Angesichts der Tatsache dass dies Entscheidern, Konkurrenten, Behörden und Regierungen bekannt ist, dürfte es normalerweise keinen Grund für die aktuelle Aufgeregtheit geben. Solange Volkswagen – wovon anhand der Firmengeschichte und dem Selbstverständnis des Konzerns auszugehen ist – mit den Behörden kooperiert und aktive Aufklärung betreibt, sollte sich der Schaden in Grenzen halten... und eben nicht auf die deutsche Industrie übergreifen.

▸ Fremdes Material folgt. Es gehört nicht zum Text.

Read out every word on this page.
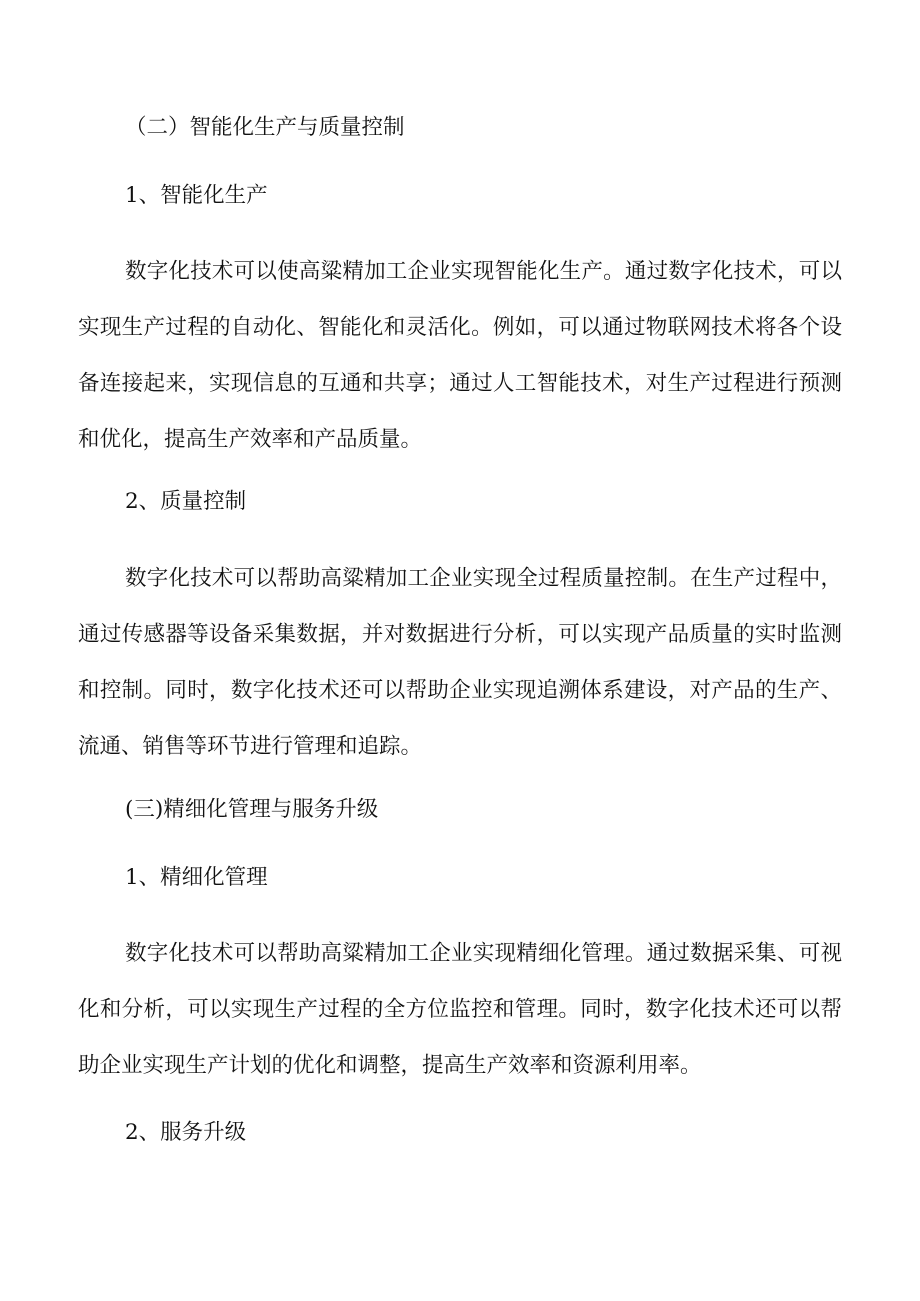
（二）智能化生产与质量控制
1、智能化生产

数字化技术可以使高粱精加工企业实现智能化生产。通过数字化技术，可以实现生产过程的自动化、智能化和灵活化。例如，可以通过物联网技术将各个设备连接起来，实现信息的互通和共享；通过人工智能技术，对生产过程进行预测和优化，提高生产效率和产品质量。

2、质量控制

数字化技术可以帮助高粱精加工企业实现全过程质量控制。在生产过程中，通过传感器等设备采集数据，并对数据进行分析，可以实现产品质量的实时监测和控制。同时，数字化技术还可以帮助企业实现追溯体系建设，对产品的生产、流通、销售等环节进行管理和追踪。

(三)精细化管理与服务升级
1、精细化管理

数字化技术可以帮助高粱精加工企业实现精细化管理。通过数据采集、可视化和分析，可以实现生产过程的全方位监控和管理。同时，数字化技术还可以帮助企业实现生产计划的优化和调整，提高生产效率和资源利用率。

2、服务升级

Erinnerungen an die Lopze-Krise werden wach

Wenn nun tatsächlich von Krise gesprochen wird, dann weil interessierte Akteure dieses Bild aktiv und gezielt am Leben erhalten und aus dem Fallout Nutzen ziehen wollen.  Für ein solches Verhalten gibt es einen Ausdruck: Wirtschaftskrieg.

Um den aktuellen Wirtschaftskrieg zu verstehen und um ihm seine Wirksamkeit zu nehmen, gilt es sich Gedanken darüber zu machen, wer angegriffen wird, welche Mittel zum Einsatz kommen und wem eine vorgebliche Krise nutzt.

Wissenswertes zum Thema Wirtschaftskrieg

Tatsächlich steht Volkswagen nicht zum ersten Mal im Wirtschaftskrieg. Erinnert sei in diesem Zusammenhang insbesondere an die Lopez-Krise der Neunzigerjahre: “Das ist filmreif. Das ist der Kampf zweier großer Automobilfirmen vor dem Hintergrund eines Wirtschaftskrieges. Wir haben ihn nicht angefangen, aber wir werden uns wehren”, sagte Ferdinand Piëch 1993.

Zu diesem Zeitpunkt war Volkswagen in einer Wachstumsphase und näherte sich in Umsatz und Verkaufszahlen bedrohlich dem General-Motors-Konzern – damals die Nr.1 weltweit. Als GM-Spitzenmanager Jose Ignacio Lopez de Arriortua mit seinem Team an die Unternehmensspitze nach Wolfsburg wechselte, reagierte Detroit mit dem Vorwurf der Industriespionage und des Geheimnisverrats. In Folge kam es zu einer für VW schädlichen Medienkampagne und einer Reihe von Prozessen in Deutschland und den USA. Die Auseinandersetzungen gipfelten in direkten Verhandlungen zwischen den Regierungschefs in  Bonn  und Washington, die schlussendlich zu einer Beendigung des Rechtsstreites führten.